Bitcoin may not be as resistant to network attacks as many believe, according to Bitcoin pioneer Nick Szabo. While Bitcoin is designed as a trust-minimized system, Szabo argues it isn’t completely trustless and remains vulnerable to interference from nation-states and large corporations.
In a post on X on Sunday, Szabo explained that every cryptocurrency and layer-1 blockchain has a “legal attack surface”—a point of vulnerability that governments can exploit to disrupt or pressure the network.
Believing that Bitcoin or any blockchain protocol is a “magical anarcho-capitalist Swiss army knife that can withstand any kind of governmental attack in any legal area is insanity,” he wrote.
Szabo’s comments carry significant weight in the crypto world. He is widely recognized as an early innovator of smart contracts, and some have even speculated that he might be Bitcoin’s elusive creator, Satoshi Nakamoto, due to his development of the Bit Gold concept in 1988. Szabo, however, has repeatedly denied being Nakamoto.

In a follow-up post, Szabo argued that coordinated action against Bitcoin miners, node operators, and wallet providers is possible in jurisdictions that strongly enforce the rule of law. His concern centers on “arbitrary data” and the possibility that regulators could compel network participants to delete or alter certain content, effectively forcing them to manipulate the blockchain.
Ordinals and Runes at the Core of the Debate
Szabo’s warning connects to the ongoing, months-long dispute between Bitcoin Core and Bitcoin Knots supporters over whether non-financial content—such as images, videos, and audio embedded via Ordinals, Runes, and BRC-20 transactions—belongs on the Bitcoin network.
In recent months, Bitcoin Knots has gained significant node-validator market share as some Bitcoiners expressed frustration with Bitcoin Core developers.

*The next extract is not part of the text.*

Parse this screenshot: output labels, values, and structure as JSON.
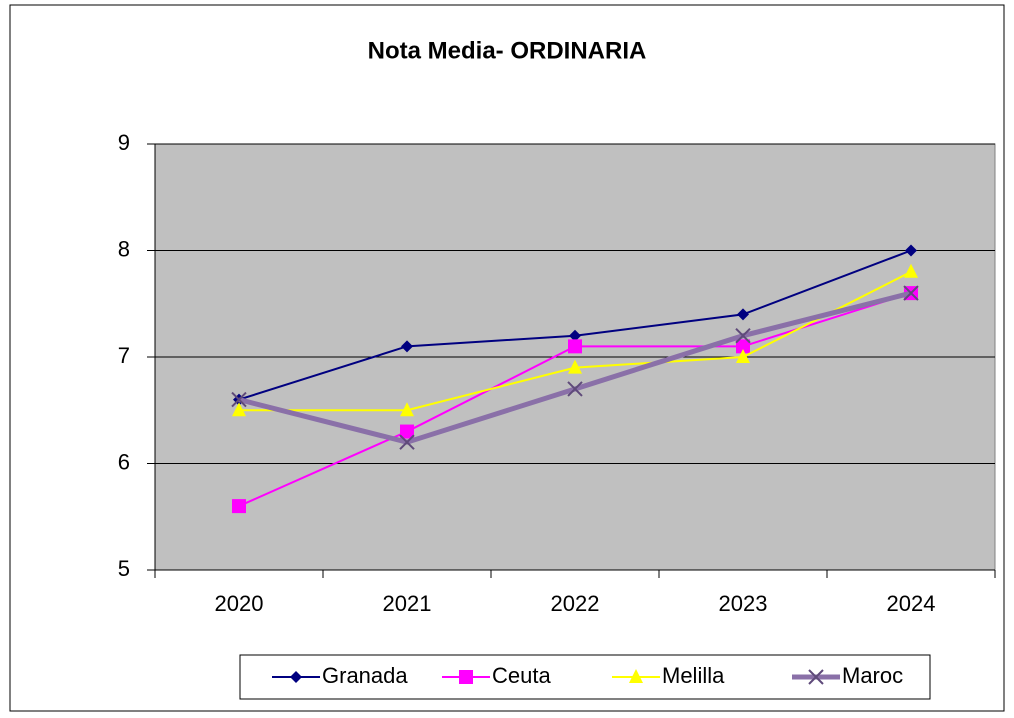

Their criticism focuses on the implementation of the controversial OP_RETURN function, which many argue contributes to an influx of “spam” transactions clogging the network.
Nick Szabo Faces Pushback
Szabo’s comments drew strong reactions from several Bitcoin advocates, including Chris Seedor, CEO of the wallet-backup firm Seedor. Seedor argued that Szabo is overstating the threat posed by hypothetical regulatory “boogeymen.”
“Bitcoin’s resilience was never about predicting every possible domain of law — it was about minimizing technical points where coercion can bite,” Seedor said. He added that if regulators truly had such power, they would have already taken down technologies like PGP, Tor, and other censorship-resistant protocols.